Could I implement a solution myself? If anyone would point me to the correct place in the code, I can offer my time and Python knowledge 😉
e
j
Cool! It's 10:30pm here in Prague. Tomorrow we have company offsite. If anyone else does not prepare a PR till Friday, I try my best and create one.
j
I think I'm running into the same issue, Meltano started failing for me 5 days ago with this error:
ImportError: cannot import name 'SelfDescribing' from 'snowplow_tracker' (/Users/jacob/.pyenv/versions/3.10.11/envs/peach-meltano/lib/python3.10/site-packages/snowplow_tracker/__init__.py)
Reverting from
meltano==2.20.0
to
meltano==2.19
in my requirements.txt file "fixed" the issue
e
The issue is accepting PRs. A community member volunteered but I have not heard back so removed their assignment, if anyone's interested in picking it up 🙂
j
Eh, sad. I try to find a time for this and develop a solution.

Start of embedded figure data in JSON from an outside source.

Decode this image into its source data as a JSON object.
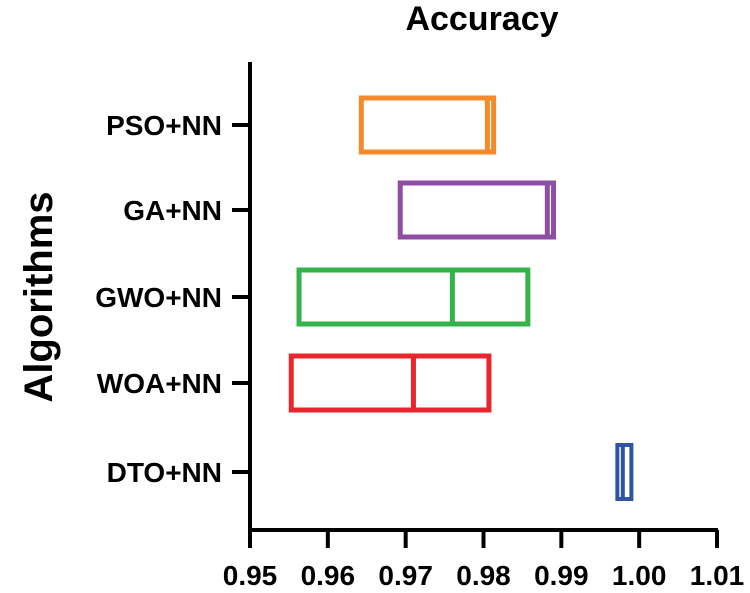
{
  "chart_data": {
    "type": "box",
    "title": "Accuracy",
    "xlabel": "",
    "ylabel": "Algorithms",
    "xlim": [
      0.95,
      1.01
    ],
    "xticks": [
      "0.95",
      "0.96",
      "0.97",
      "0.98",
      "0.99",
      "1.00",
      "1.01"
    ],
    "categories": [
      "PSO+NN",
      "GA+NN",
      "GWO+NN",
      "WOA+NN",
      "DTO+NN"
    ],
    "series": [
      {
        "category": "PSO+NN",
        "q1": 0.9643,
        "median": 0.9805,
        "q3": 0.9813,
        "color": "#F58A2A"
      },
      {
        "category": "GA+NN",
        "q1": 0.9693,
        "median": 0.9882,
        "q3": 0.989,
        "color": "#8E4EA3"
      },
      {
        "category": "GWO+NN",
        "q1": 0.9563,
        "median": 0.976,
        "q3": 0.9857,
        "color": "#33B34A"
      },
      {
        "category": "WOA+NN",
        "q1": 0.9553,
        "median": 0.971,
        "q3": 0.9807,
        "color": "#E8262B"
      },
      {
        "category": "DTO+NN",
        "q1": 0.9972,
        "median": 0.9979,
        "q3": 0.999,
        "color": "#2E55A4"
      }
    ],
    "grid": false,
    "legend": "none"
  }
}
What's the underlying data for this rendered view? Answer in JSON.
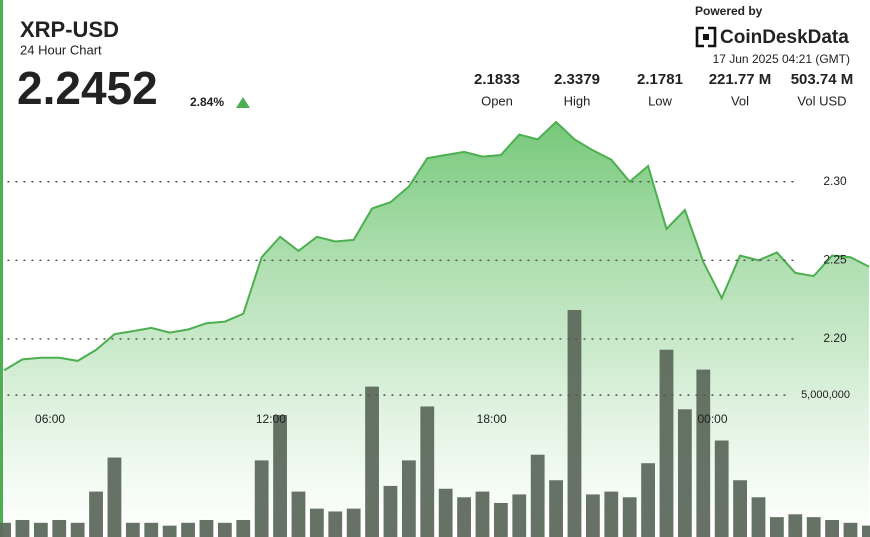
{
  "header": {
    "symbol": "XRP-USD",
    "subtitle": "24 Hour Chart",
    "price": "2.2452",
    "change": "2.84%",
    "powered_by": "Powered by",
    "brand": "CoinDeskData",
    "timestamp": "17 Jun 2025 04:21 (GMT)"
  },
  "stats": [
    {
      "value": "2.1833",
      "label": "Open"
    },
    {
      "value": "2.3379",
      "label": "High"
    },
    {
      "value": "2.1781",
      "label": "Low"
    },
    {
      "value": "221.77 M",
      "label": "Vol"
    },
    {
      "value": "503.74 M",
      "label": "Vol USD"
    }
  ],
  "chart_data": {
    "type": "area",
    "x": [
      4.75,
      5.25,
      5.75,
      6.25,
      6.75,
      7.25,
      7.75,
      8.25,
      8.75,
      9.25,
      9.75,
      10.25,
      10.75,
      11.25,
      11.75,
      12.25,
      12.75,
      13.25,
      13.75,
      14.25,
      14.75,
      15.25,
      15.75,
      16.25,
      16.75,
      17.25,
      17.75,
      18.25,
      18.75,
      19.25,
      19.75,
      20.25,
      20.75,
      21.25,
      21.75,
      22.25,
      22.75,
      23.25,
      23.75,
      24.25,
      24.75,
      25.25,
      25.75,
      26.25,
      26.75,
      27.25,
      27.75,
      28.25
    ],
    "series": [
      {
        "color": "#4caf50",
        "values": [
          2.18,
          2.187,
          2.188,
          2.188,
          2.186,
          2.193,
          2.203,
          2.205,
          2.207,
          2.204,
          2.206,
          2.21,
          2.211,
          2.216,
          2.252,
          2.265,
          2.256,
          2.265,
          2.262,
          2.263,
          2.283,
          2.287,
          2.297,
          2.315,
          2.317,
          2.319,
          2.316,
          2.317,
          2.33,
          2.327,
          2.338,
          2.327,
          2.32,
          2.314,
          2.3,
          2.31,
          2.27,
          2.282,
          2.249,
          2.226,
          2.253,
          2.25,
          2.255,
          2.242,
          2.24,
          2.253,
          2.252,
          2.246
        ]
      },
      {
        "type": "bar",
        "axis": "y2",
        "color": "#5d6a5d",
        "values": [
          500000,
          600000,
          500000,
          600000,
          500000,
          1600000,
          2800000,
          500000,
          500000,
          400000,
          500000,
          600000,
          500000,
          600000,
          2700000,
          4300000,
          1600000,
          1000000,
          900000,
          1000000,
          5300000,
          1800000,
          2700000,
          4600000,
          1700000,
          1400000,
          1600000,
          1200000,
          1500000,
          2900000,
          2000000,
          8000000,
          1500000,
          1600000,
          1400000,
          2600000,
          6600000,
          4500000,
          5900000,
          3400000,
          2000000,
          1400000,
          700000,
          800000,
          700000,
          600000,
          500000,
          400000
        ]
      }
    ],
    "xlim": [
      4.64,
      28.28
    ],
    "xticks": [
      {
        "value": 6,
        "label": "06:00"
      },
      {
        "value": 12,
        "label": "12:00"
      },
      {
        "value": 18,
        "label": "18:00"
      },
      {
        "value": 24,
        "label": "00:00"
      }
    ],
    "ylim": [
      2.074,
      2.352
    ],
    "yticks": [
      {
        "value": 2.2,
        "label": "2.20"
      },
      2.25,
      {
        "value": 2.3,
        "label": "2.30"
      }
    ],
    "y2lim": [
      0,
      15400000
    ],
    "y2ticks": [
      {
        "value": 5000000,
        "label": "5,000,000"
      }
    ],
    "grid": true
  }
}
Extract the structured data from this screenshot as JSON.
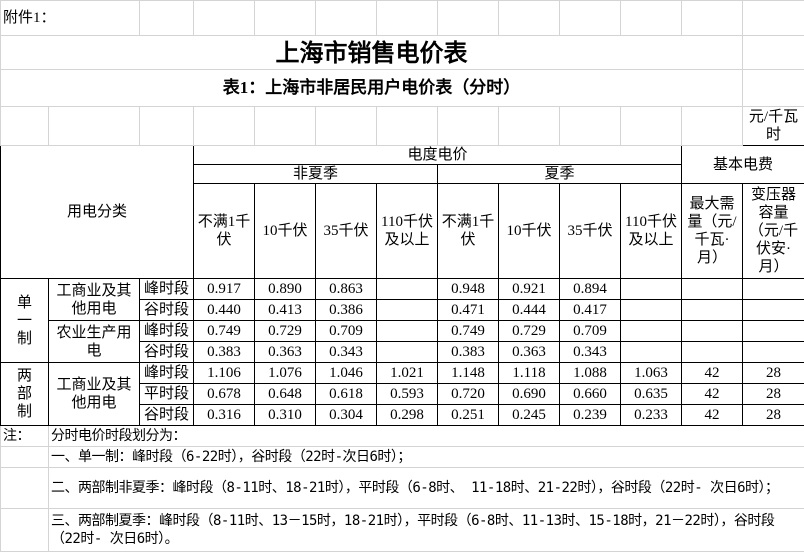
{
  "attachment": "附件1：",
  "title": "上海市销售电价表",
  "subtitle": "表1：上海市非居民用户电价表（分时）",
  "unit": "元/千瓦时",
  "header": {
    "category": "用电分类",
    "energy_price": "电度电价",
    "basic_fee": "基本电费",
    "non_summer": "非夏季",
    "summer": "夏季",
    "voltage_levels": [
      "不满1千伏",
      "10千伏",
      "35千伏",
      "110千伏及以上"
    ],
    "max_demand": "最大需量（元/千瓦·月）",
    "transformer_capacity": "变压器容量（元/千伏安·月）"
  },
  "groups": [
    {
      "system": "单一制",
      "categories": [
        {
          "name": "工商业及其他用电",
          "rows": [
            {
              "period": "峰时段",
              "values": [
                "0.917",
                "0.890",
                "0.863",
                "",
                "0.948",
                "0.921",
                "0.894",
                "",
                "",
                ""
              ]
            },
            {
              "period": "谷时段",
              "values": [
                "0.440",
                "0.413",
                "0.386",
                "",
                "0.471",
                "0.444",
                "0.417",
                "",
                "",
                ""
              ]
            }
          ]
        },
        {
          "name": "农业生产用电",
          "rows": [
            {
              "period": "峰时段",
              "values": [
                "0.749",
                "0.729",
                "0.709",
                "",
                "0.749",
                "0.729",
                "0.709",
                "",
                "",
                ""
              ]
            },
            {
              "period": "谷时段",
              "values": [
                "0.383",
                "0.363",
                "0.343",
                "",
                "0.383",
                "0.363",
                "0.343",
                "",
                "",
                ""
              ]
            }
          ]
        }
      ]
    },
    {
      "system": "两部制",
      "categories": [
        {
          "name": "工商业及其他用电",
          "rows": [
            {
              "period": "峰时段",
              "values": [
                "1.106",
                "1.076",
                "1.046",
                "1.021",
                "1.148",
                "1.118",
                "1.088",
                "1.063",
                "42",
                "28"
              ]
            },
            {
              "period": "平时段",
              "values": [
                "0.678",
                "0.648",
                "0.618",
                "0.593",
                "0.720",
                "0.690",
                "0.660",
                "0.635",
                "42",
                "28"
              ]
            },
            {
              "period": "谷时段",
              "values": [
                "0.316",
                "0.310",
                "0.304",
                "0.298",
                "0.251",
                "0.245",
                "0.239",
                "0.233",
                "42",
                "28"
              ]
            }
          ]
        }
      ]
    }
  ],
  "notes": {
    "label": "注：",
    "lines": [
      "分时电价时段划分为：",
      "一、单一制：峰时段（6-22时），谷时段（22时-次日6时）；",
      "二、两部制非夏季：峰时段（8-11时、18-21时），平时段（6-8时、 11-18时、21-22时），谷时段（22时- 次日6时）；",
      "三、两部制夏季：峰时段（8-11时、13－15时，18-21时），平时段（6-8时、11-13时、15-18时，21－22时），谷时段（22时- 次日6时）。"
    ]
  }
}
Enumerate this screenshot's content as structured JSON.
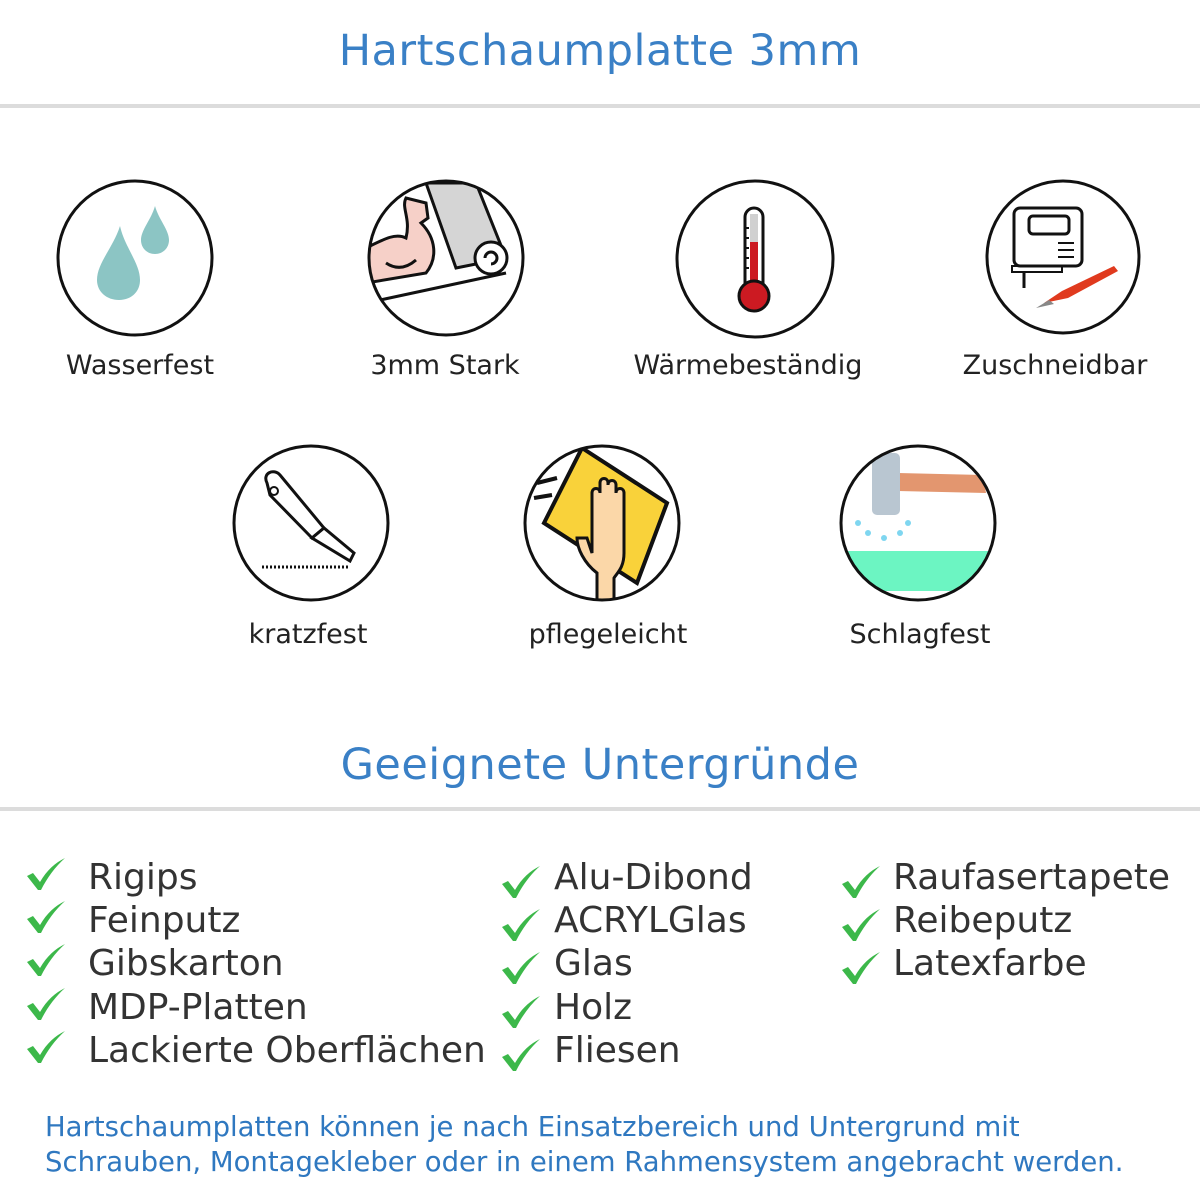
{
  "header": {
    "title": "Hartschaumplatte 3mm"
  },
  "features": [
    {
      "label": "Wasserfest",
      "icon": "water-drops-icon"
    },
    {
      "label": "3mm Stark",
      "icon": "strong-arm-icon"
    },
    {
      "label": "Wärmebeständig",
      "icon": "thermometer-icon"
    },
    {
      "label": "Zuschneidbar",
      "icon": "jigsaw-knife-icon"
    },
    {
      "label": "kratzfest",
      "icon": "cutter-knife-icon"
    },
    {
      "label": "pflegeleicht",
      "icon": "cleaning-hand-icon"
    },
    {
      "label": "Schlagfest",
      "icon": "hammer-icon"
    }
  ],
  "surfaces": {
    "title": "Geeignete Untergründe",
    "check_color": "#3cb84a",
    "columns": [
      [
        "Rigips",
        "Feinputz",
        "Gibskarton",
        "MDP-Platten",
        "Lackierte Oberflächen"
      ],
      [
        "Alu-Dibond",
        "ACRYLGlas",
        "Glas",
        "Holz",
        "Fliesen"
      ],
      [
        "Raufasertapete",
        "Reibeputz",
        "Latexfarbe"
      ]
    ]
  },
  "note": {
    "line1": "Hartschaumplatten können je nach Einsatzbereich und Untergrund mit",
    "line2": "Schrauben, Montagekleber oder in einem Rahmensystem angebracht werden."
  },
  "colors": {
    "accent": "#3a80c6",
    "note": "#2f78c0",
    "rule": "#dcdcdc"
  }
}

Commented in the issue as well.
Setting up meltano/meltano based on CONTRIBUTING DOC. When installing pre-commit hooks, it fails with:
Copy code
npm ERR! Cannot read properties of undefined (reading 'isStream')
node v18.17.1 npm 9.6.7 Python 3.10.12
j
thanks @jan_deelstra!
e
@jan_soubusta Thanks for the interest in contributing! It's probably the
eslint
hook. FWIW I got npm 9.8.1, so that's probably it: https://github.com/npm/cli/issues/6665#issuecomment-1645728379
j
How to execute tests locally?
Can't find it in README/CONTRIBUTING/...
OK, google helped:
Copy code
poetry run pytest